17.11.05

Kennedy Center Chamber Players

Kennedy Center Chamber PlayersMozart again with the NSO’s Kennedy Center Chamber Players at the Terrace Theater – but unlike at the last concert, it came in moderate dosage last Sunday. And the C major Trio, K. 548, is a work I’d hear any day and gladly… something I cannot claim about the brasstardized Don Giovanni that was on offer the last time. Golden delicious were the two Allegro movements and the Andante cantabile they sandwich in the hands of the performers Lambert Orkis (Speech!), concertmaster Nurit Bar-Josef, and principal cellist David Hardy.

It made more sense for Mr. Orkis to explain the strange sound world of George Crumb’s Vox Balaenae (Voice of the Whale) which might otherwise have turned the Mozart and Franck-expecting audience more off than on. Orkis, Hardy, and principle flutist Toshiko Kohno dove into the meticulous score, which includes light effects and usually demands the players be masked. (Orkis, a friend of Crumb’s, got a waiver from the composer on that because he and fellow spectacle-wearing Hardy would look all-too silly with masks.) The work was not sufficient to convert me to Crumb on the spot but enough to make me interested. The performance difficult to judge for virgin ears – although I have my doubts that the element where the flutist sings into the flute is supposed to be 95% percent voice and only five percent flute, as it turned out to be in parts of Ms. Kohno’s performance. The Tristan & Isolde allusions in the work, sadly, escaped me. Uncertain of when the piece was over, the audience met it with part polite and part rambunctious applause.

Other Reviews:

Joe Banno, At Kennedy Center, A Whale Of a Recital (Washington Post, November 15)
The Franck Quintet in F Minor for Piano and Strings, premiered in 1880 with Saint-Säens at the piano, followed after the intermission.
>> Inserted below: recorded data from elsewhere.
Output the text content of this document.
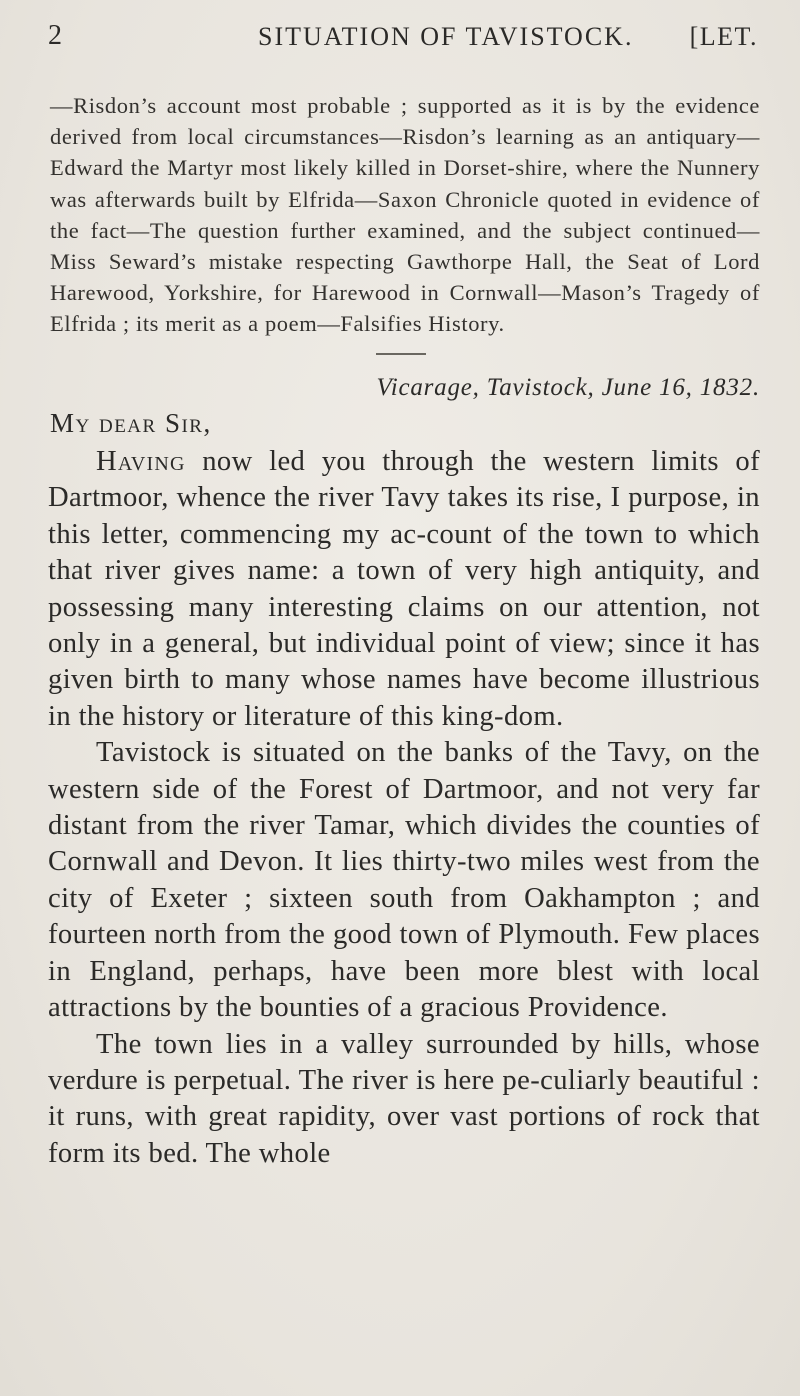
2	SITUATION OF TAVISTOCK. [LET.

—Risdon’s account most probable ; supported as it is by the evidence derived from local circumstances—Risdon’s learning as an antiquary—Edward the Martyr most likely killed in Dorset-shire, where the Nunnery was afterwards built by Elfrida—Saxon Chronicle quoted in evidence of the fact—The question further examined, and the subject continued—Miss Seward’s mistake respecting Gawthorpe Hall, the Seat of Lord Harewood, Yorkshire, for Harewood in Cornwall—Mason’s Tragedy of Elfrida ; its merit as a poem—Falsifies History.

Vicarage, Tavistock, June 16, 1832.
My dear Sir,

Having now led you through the western limits of Dartmoor, whence the river Tavy takes its rise, I purpose, in this letter, commencing my ac-count of the town to which that river gives name: a town of very high antiquity, and possessing many interesting claims on our attention, not only in a general, but individual point of view; since it has given birth to many whose names have become illustrious in the history or literature of this king-dom.

Tavistock is situated on the banks of the Tavy, on the western side of the Forest of Dartmoor, and not very far distant from the river Tamar, which divides the counties of Cornwall and Devon. It lies thirty-two miles west from the city of Exeter ; sixteen south from Oakhampton ; and fourteen north from the good town of Plymouth. Few places in England, perhaps, have been more blest with local attractions by the bounties of a gracious Providence.

The town lies in a valley surrounded by hills, whose verdure is perpetual. The river is here pe-culiarly beautiful : it runs, with great rapidity, over vast portions of rock that form its bed. The whole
The torn and anguished first movement (Molto moderato, quasi lento), a conversation between piano and string quartet (Mlle. Bar-Josef 1st violin, principal second violinist Marissa Regni, principal violist Daniel Foster, Hardy, and Orkis) was only more haunting for the violin-avoiding beauty and opting for expression and an unsettling pitch, instead.
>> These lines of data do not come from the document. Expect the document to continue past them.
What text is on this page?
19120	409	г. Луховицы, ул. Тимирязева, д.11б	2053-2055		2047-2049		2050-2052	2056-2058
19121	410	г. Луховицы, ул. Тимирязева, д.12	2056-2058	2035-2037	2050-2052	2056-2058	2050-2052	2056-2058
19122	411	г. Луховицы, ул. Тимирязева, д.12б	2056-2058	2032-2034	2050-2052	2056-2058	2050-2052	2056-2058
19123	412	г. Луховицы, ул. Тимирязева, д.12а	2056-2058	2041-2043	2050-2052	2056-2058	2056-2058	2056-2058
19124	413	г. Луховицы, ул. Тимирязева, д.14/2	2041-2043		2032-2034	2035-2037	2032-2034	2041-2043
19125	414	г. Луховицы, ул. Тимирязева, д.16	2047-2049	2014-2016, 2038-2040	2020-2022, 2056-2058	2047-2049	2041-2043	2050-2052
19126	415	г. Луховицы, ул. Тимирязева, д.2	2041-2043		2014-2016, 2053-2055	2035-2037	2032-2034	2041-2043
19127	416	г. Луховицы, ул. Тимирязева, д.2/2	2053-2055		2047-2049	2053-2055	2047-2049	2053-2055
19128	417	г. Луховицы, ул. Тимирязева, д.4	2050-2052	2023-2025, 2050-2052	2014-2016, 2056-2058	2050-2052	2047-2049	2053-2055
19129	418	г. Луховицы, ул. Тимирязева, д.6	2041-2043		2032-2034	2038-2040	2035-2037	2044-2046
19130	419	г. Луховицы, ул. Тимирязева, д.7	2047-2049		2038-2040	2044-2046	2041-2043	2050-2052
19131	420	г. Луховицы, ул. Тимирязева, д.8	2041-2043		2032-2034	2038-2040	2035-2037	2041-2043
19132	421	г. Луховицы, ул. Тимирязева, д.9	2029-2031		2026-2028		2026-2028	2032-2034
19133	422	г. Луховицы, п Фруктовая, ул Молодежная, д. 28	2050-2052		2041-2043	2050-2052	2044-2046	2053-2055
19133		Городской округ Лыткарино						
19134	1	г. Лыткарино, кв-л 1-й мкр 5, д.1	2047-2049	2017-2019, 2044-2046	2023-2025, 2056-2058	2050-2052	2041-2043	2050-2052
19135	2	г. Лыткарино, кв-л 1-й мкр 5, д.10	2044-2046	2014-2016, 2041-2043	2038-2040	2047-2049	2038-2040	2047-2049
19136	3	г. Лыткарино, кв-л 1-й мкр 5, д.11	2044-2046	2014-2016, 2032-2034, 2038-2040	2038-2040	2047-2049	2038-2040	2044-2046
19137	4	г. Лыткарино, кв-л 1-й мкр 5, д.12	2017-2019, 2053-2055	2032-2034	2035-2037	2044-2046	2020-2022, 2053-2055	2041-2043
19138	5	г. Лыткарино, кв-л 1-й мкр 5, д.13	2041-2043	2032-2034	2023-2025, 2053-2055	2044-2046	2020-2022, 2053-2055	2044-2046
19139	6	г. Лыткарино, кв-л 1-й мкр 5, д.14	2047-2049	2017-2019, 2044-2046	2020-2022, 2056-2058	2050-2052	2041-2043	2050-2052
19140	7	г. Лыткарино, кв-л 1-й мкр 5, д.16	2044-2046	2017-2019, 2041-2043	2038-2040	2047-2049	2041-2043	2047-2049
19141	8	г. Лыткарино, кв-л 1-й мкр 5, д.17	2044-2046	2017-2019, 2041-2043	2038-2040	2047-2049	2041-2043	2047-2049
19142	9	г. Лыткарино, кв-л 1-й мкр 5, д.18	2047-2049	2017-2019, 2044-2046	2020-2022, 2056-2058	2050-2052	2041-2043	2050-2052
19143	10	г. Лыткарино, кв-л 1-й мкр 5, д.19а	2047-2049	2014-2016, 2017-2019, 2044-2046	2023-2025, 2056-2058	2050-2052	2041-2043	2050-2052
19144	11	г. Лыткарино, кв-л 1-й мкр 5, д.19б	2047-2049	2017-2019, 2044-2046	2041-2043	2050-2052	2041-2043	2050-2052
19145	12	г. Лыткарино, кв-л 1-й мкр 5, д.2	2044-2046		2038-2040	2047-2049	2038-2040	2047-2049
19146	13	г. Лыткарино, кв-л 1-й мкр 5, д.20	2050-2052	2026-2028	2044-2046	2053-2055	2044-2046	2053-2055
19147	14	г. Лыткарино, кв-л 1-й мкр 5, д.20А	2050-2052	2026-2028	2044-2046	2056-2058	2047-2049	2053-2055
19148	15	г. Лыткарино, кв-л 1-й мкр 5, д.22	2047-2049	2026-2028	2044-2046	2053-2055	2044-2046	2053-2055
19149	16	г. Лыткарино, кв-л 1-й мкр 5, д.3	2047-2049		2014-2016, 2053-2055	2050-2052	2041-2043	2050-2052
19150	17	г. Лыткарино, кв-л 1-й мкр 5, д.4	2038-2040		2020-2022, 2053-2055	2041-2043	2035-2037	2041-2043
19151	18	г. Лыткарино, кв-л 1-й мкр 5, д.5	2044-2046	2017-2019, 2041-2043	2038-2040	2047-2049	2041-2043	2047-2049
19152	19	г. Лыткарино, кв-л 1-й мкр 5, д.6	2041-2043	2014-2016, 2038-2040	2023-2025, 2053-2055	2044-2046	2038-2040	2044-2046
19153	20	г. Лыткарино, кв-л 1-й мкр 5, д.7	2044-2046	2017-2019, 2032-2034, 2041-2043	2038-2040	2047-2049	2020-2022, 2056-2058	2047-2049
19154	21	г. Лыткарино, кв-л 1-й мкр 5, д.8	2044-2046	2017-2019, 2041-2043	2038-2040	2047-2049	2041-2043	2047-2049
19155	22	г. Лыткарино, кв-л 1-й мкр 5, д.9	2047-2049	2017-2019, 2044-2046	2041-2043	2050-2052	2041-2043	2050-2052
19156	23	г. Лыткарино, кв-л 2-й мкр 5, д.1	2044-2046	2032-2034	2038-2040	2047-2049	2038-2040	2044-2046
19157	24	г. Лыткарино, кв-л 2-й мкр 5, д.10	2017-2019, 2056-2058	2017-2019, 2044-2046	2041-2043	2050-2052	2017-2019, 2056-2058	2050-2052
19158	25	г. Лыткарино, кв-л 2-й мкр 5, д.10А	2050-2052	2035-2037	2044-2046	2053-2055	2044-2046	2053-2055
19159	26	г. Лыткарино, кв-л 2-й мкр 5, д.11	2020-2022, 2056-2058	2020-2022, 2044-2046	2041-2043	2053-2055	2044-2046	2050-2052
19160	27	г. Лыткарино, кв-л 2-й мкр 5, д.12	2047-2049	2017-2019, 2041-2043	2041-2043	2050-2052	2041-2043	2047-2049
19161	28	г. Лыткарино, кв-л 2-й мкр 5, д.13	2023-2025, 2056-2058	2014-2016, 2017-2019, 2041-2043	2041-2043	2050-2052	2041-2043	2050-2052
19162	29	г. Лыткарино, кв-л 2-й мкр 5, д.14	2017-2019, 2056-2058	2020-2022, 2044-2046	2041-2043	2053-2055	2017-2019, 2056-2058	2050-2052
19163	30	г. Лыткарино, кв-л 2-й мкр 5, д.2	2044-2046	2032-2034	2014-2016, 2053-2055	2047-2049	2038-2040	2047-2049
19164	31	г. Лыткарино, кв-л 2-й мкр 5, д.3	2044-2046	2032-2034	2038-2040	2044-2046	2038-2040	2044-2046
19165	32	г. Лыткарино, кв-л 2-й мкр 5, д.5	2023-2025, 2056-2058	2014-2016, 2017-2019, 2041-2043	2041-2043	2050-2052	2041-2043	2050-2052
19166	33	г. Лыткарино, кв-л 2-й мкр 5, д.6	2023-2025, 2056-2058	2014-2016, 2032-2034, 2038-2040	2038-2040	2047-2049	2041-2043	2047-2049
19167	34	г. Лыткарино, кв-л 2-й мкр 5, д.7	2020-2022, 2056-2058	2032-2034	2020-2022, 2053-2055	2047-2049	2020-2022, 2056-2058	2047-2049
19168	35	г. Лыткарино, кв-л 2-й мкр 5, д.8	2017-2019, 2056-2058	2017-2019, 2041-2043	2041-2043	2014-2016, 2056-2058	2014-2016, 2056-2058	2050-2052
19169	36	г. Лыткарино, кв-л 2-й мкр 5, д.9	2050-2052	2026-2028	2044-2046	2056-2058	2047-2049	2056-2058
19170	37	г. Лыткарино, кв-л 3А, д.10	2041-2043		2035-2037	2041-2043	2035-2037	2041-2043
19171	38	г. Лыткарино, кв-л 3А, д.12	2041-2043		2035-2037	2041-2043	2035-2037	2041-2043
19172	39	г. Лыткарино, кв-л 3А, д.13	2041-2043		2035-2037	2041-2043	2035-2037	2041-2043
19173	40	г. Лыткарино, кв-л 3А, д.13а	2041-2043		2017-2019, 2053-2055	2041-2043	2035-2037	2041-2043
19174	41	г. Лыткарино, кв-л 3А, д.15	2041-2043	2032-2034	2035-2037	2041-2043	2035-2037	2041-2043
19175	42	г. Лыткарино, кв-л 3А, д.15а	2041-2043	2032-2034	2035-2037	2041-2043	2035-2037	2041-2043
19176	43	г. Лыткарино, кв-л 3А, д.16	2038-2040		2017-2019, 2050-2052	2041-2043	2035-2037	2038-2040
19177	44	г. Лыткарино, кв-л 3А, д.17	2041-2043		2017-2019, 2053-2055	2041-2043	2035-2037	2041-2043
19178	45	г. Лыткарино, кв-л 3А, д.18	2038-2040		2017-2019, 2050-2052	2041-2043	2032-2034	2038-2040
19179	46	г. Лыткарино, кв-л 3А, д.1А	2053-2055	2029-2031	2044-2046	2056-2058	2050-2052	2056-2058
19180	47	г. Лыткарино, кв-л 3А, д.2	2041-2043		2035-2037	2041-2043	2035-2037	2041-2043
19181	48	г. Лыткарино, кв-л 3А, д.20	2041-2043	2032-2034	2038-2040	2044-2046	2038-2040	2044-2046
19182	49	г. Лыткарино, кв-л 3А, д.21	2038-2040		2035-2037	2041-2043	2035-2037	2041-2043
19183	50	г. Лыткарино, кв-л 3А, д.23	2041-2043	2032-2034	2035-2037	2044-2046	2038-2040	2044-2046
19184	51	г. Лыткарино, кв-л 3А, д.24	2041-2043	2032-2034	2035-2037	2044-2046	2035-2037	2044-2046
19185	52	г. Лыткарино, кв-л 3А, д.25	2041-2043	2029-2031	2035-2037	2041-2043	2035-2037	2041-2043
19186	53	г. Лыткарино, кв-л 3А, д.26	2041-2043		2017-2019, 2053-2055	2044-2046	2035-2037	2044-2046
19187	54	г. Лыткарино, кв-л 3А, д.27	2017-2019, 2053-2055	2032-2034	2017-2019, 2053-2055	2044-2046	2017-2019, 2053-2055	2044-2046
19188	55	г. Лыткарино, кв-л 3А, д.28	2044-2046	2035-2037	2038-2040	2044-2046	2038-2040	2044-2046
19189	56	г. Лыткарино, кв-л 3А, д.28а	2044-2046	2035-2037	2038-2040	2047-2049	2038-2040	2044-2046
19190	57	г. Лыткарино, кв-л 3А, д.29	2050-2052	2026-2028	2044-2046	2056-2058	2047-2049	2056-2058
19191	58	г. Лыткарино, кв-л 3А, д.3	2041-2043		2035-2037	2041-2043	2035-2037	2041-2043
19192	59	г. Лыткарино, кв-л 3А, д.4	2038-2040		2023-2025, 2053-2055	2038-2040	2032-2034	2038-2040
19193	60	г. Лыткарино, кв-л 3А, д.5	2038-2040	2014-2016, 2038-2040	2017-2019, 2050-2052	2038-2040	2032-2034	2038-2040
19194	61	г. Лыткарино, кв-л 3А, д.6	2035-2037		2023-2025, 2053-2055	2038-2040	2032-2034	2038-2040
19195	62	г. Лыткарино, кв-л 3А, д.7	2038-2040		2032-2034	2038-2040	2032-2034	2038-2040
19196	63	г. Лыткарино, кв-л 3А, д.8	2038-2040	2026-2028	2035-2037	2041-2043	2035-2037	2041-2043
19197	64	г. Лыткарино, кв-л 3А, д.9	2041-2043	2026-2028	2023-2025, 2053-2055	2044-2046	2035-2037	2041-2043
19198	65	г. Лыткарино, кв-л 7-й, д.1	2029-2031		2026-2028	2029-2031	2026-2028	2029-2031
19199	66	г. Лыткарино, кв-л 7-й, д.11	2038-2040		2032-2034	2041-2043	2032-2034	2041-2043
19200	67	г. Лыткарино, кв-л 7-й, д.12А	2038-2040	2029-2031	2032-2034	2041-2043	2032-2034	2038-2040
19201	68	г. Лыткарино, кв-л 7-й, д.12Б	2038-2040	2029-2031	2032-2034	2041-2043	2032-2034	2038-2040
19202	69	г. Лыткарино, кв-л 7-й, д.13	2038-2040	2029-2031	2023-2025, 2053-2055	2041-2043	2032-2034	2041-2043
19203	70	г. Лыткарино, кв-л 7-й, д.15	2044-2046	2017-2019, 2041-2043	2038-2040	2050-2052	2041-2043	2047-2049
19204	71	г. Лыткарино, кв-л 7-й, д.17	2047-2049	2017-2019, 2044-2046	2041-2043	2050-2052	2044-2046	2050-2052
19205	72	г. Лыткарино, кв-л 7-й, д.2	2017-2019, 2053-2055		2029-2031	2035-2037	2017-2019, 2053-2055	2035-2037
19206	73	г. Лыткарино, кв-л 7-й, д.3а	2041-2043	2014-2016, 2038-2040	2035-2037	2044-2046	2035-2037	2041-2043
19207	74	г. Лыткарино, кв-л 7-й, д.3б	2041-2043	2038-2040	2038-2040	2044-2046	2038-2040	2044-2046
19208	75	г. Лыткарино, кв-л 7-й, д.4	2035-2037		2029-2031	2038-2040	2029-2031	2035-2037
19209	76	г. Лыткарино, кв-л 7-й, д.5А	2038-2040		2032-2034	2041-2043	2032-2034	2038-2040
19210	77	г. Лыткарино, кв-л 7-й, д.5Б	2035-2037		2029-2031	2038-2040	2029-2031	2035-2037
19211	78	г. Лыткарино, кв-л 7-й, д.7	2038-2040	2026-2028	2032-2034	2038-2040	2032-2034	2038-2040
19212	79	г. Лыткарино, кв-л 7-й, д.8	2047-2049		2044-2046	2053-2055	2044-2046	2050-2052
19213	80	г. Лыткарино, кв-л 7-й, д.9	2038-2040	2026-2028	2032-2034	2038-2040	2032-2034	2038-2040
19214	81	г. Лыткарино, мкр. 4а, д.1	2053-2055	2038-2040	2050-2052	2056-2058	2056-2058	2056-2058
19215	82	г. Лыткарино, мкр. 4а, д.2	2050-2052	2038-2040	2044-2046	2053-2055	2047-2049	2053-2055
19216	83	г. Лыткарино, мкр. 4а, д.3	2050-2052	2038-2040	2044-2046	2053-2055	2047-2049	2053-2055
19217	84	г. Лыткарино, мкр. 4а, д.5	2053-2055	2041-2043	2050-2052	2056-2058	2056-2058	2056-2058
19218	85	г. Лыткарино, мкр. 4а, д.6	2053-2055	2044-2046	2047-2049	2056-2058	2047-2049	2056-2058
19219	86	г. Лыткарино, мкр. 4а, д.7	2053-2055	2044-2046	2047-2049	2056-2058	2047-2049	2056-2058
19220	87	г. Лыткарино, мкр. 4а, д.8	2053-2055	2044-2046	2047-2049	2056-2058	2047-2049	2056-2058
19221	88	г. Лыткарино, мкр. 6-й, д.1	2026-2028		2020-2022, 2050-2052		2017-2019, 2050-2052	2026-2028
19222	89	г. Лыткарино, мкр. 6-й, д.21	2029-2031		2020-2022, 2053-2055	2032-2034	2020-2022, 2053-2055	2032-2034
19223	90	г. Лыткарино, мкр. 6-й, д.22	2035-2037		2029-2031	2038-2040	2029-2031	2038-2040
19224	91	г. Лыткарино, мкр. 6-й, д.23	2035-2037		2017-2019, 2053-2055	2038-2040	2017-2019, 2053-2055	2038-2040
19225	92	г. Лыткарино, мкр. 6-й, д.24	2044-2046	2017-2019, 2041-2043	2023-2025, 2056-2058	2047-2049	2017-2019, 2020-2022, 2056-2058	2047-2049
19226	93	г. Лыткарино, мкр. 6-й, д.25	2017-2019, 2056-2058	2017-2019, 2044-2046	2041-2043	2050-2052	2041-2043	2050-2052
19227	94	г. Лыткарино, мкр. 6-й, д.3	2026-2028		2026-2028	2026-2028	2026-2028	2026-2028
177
The Kennedy Center Chamber Players Series is not only a wonderful addition to the local concert scene, which has no dearth of good chamber music performances, but also allows for the audience to get to know (musically, at least) the players of the NSO better. That four busy principal string players had the desire or will to learn the Franck quintet – a bear of a work – for example, goes some way in undoing the cynical suggestion that most of the NSO’s musicians don’t actually like music. (Then again, the principals’ motivation was never questioned.) With a mix of old and new music well played, it was a lovely concert, indeed.